Image Transfer Review: MGM has presented The Alamo with an anamorphic 2.35:1 transfer, which, while exhibiting a fair amount of grain, looks pretty decent overall. Colors, though, betray their vintage, but black levels are fine. There's the odd bit of dust and dirt, but nothing extreme.

Image Transfer Grade: A-
 

Audio Transfer

 LanguageRemote Access
MonoSpanishyes
DS 2.0Frenchyes
Dolby Digital
5.1
Englishyes


Audio Transfer Review: English audio is available in a new 5.1 remix, which while providing some limited additional directionality does not really expand on the soundtrack's frequency range. Dialogue is fine when center focused, but tends to muddy during offscreen sequences. A French stereo track and Spanish mono are also provided.

Audio Transfer Grade: A- 

Disc Extras

Full Motion menu with music
Scene Access with 32 cues and remote access
1 Original Trailer(s)
Packaging: Amaray
Picture Disc
1 Disc
1-Sided disc(s)
Layers: RSDL

Extra Extras:
  1. John Wayne's "The Alamo" featurette
Extras Review: Aside from the original theatrical trailer, the only on disc extra is a 40-minute television special looking back on The Alamo. Featuring interview clips from members of the cast and production, the show both praises and criticizes Wayne for undertaking such an all encompassing role in the film. While his dedication to bringing the story to the screen is lauded, his ability to direct, especially non-action sequences, is often commented on negatively. Some of the vintage promo shots of Wayne were interesting, as is the story behind the movie, but don't expect to get to know The Duke any better from watching this supplement, since the focus is very much on what the facts of the production were, rather than on the man behind it.

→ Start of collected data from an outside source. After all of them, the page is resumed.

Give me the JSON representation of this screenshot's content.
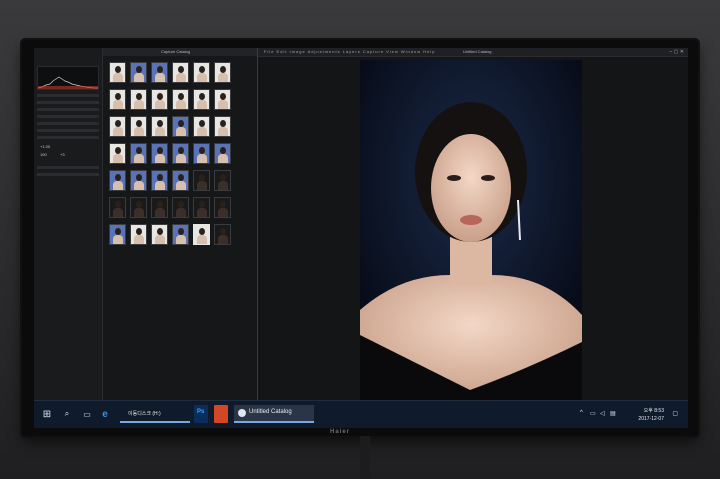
{
  "app": {
    "viewer_menu": "File Edit Image Adjustments Layers Capture View Window Help",
    "browser_title": "Capture Catalog",
    "viewer_title": "Untitled Catalog"
  },
  "taskbar": {
    "drive_label": "이동디스크 (H:)",
    "catalog_label": "Untitled Catalog",
    "clock_time": "오후 8:53",
    "clock_date": "2017-12-07",
    "notification_count": "14"
  },
  "left_panel": {
    "exposure_value": "+1.00",
    "iso_value": "100",
    "contrast_value": "+3",
    "sections": [
      "Exposure Evaluation",
      "Base Characteristics",
      "Lens Correction",
      "White Balance",
      "Exposure",
      "High Dynamic Range",
      "Clarity",
      "Vignetting"
    ]
  },
  "brand": "Haier",
  "colors": {
    "taskbar": "#0f1a2b",
    "accent": "#78a6e0",
    "photo_bg": "#0c1426",
    "thumb_blue": "#5a73b6"
  },
  "icons": {
    "start": "windows-start-icon",
    "search": "search-icon",
    "taskview": "task-view-icon",
    "edge": "edge-browser-icon",
    "explorer": "file-explorer-icon",
    "photoshop": "photoshop-icon",
    "office": "office-icon",
    "capture_one": "capture-one-icon"
  }
}
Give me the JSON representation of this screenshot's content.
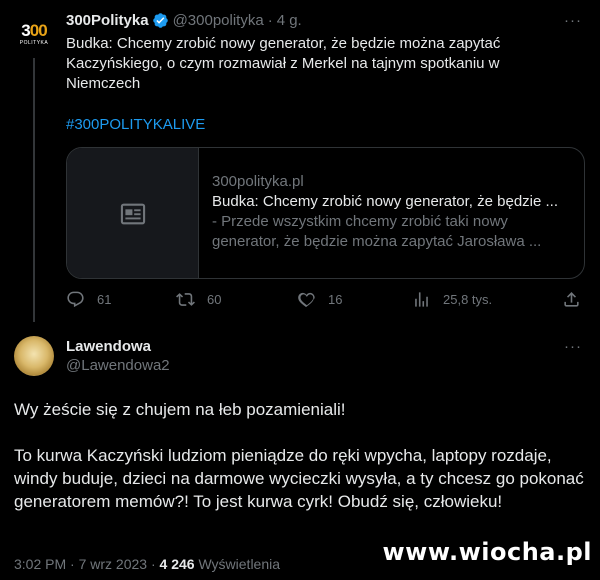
{
  "quoted_tweet": {
    "avatar_text_main": "300",
    "avatar_text_sub": "POLITYKA",
    "author_name": "300Polityka",
    "handle": "@300polityka",
    "separator": "·",
    "time_ago": "4 g.",
    "text": "Budka: Chcemy zrobić nowy generator, że będzie można zapytać Kaczyńskiego, o czym rozmawiał z Merkel na tajnym spotkaniu w Niemczech",
    "hashtag": "#300POLITYKALIVE",
    "card": {
      "domain": "300polityka.pl",
      "title": "Budka: Chcemy zrobić nowy generator, że będzie ...",
      "description": "- Przede wszystkim chcemy zrobić taki nowy generator, że będzie można zapytać Jarosława ..."
    },
    "stats": {
      "replies": "61",
      "retweets": "60",
      "likes": "16",
      "views": "25,8 tys."
    }
  },
  "reply_tweet": {
    "author_name": "Lawendowa",
    "handle": "@Lawendowa2",
    "paragraph_1": "Wy żeście się z chujem na łeb pozamieniali!",
    "paragraph_2": "To kurwa Kaczyński ludziom pieniądze do ręki wpycha, laptopy rozdaje, windy buduje, dzieci na darmowe wycieczki wysyła, a ty chcesz go pokonać generatorem memów?! To jest kurwa cyrk! Obudź się, człowieku!",
    "timestamp": "3:02 PM · 7 wrz 2023 · ",
    "views_count": "4 246",
    "views_label": " Wyświetlenia"
  },
  "watermark": "www.wiocha.pl",
  "colors": {
    "background": "#000000",
    "text": "#e7e9ea",
    "muted": "#71767b",
    "accent": "#1d9bf0"
  }
}
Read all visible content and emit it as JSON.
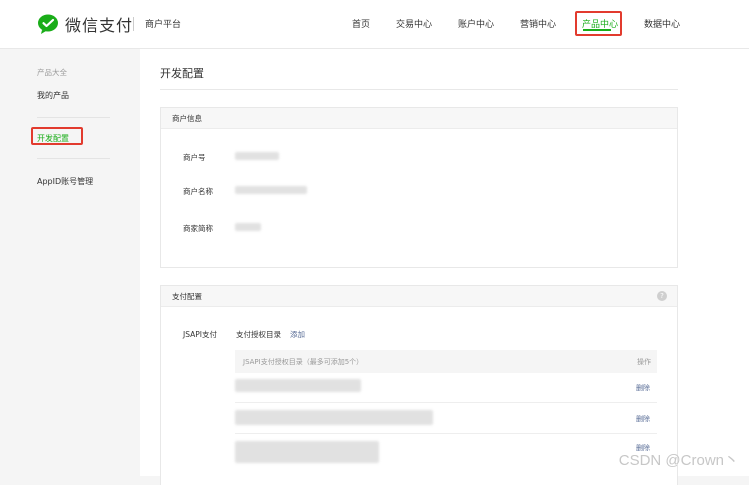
{
  "header": {
    "brand": "微信支付",
    "platform": "商户平台",
    "nav": [
      "首页",
      "交易中心",
      "账户中心",
      "营销中心",
      "产品中心",
      "数据中心"
    ],
    "active_nav": "产品中心",
    "brand_color": "#1aad19",
    "highlight_color": "#e23b2e"
  },
  "sidebar": {
    "category": "产品大全",
    "items": [
      "我的产品",
      "开发配置",
      "AppID账号管理"
    ],
    "active_item": "开发配置"
  },
  "main": {
    "title": "开发配置",
    "merchant_card": {
      "title": "商户信息",
      "fields": [
        "商户号",
        "商户名称",
        "商家简称"
      ]
    },
    "pay_card": {
      "title": "支付配置",
      "help_icon": "?",
      "row_label": "JSAPI支付",
      "dir_label": "支付授权目录",
      "add_link": "添加",
      "table_header": "JSAPI支付授权目录（最多可添加5个）",
      "op_header": "操作",
      "delete_label": "删除"
    }
  },
  "watermark": "CSDN @Crown丶"
}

The insert "collectable" booklet features some production info and trivia on the film.

Extras Grade: C+
 

Final Comments

For those interested in historical pieces, The Alamo is a decent addition to the collection. Dialogue is somewhat long-winded in places, and feels fairly unnatural like many older films. However, nothing beats seeing 7,000 extras riding real horses over the landscape, and the spectacle of the battle sequences is even more impressive when you realize these are all real people. The presentation is fine, though the supplements are a little thin.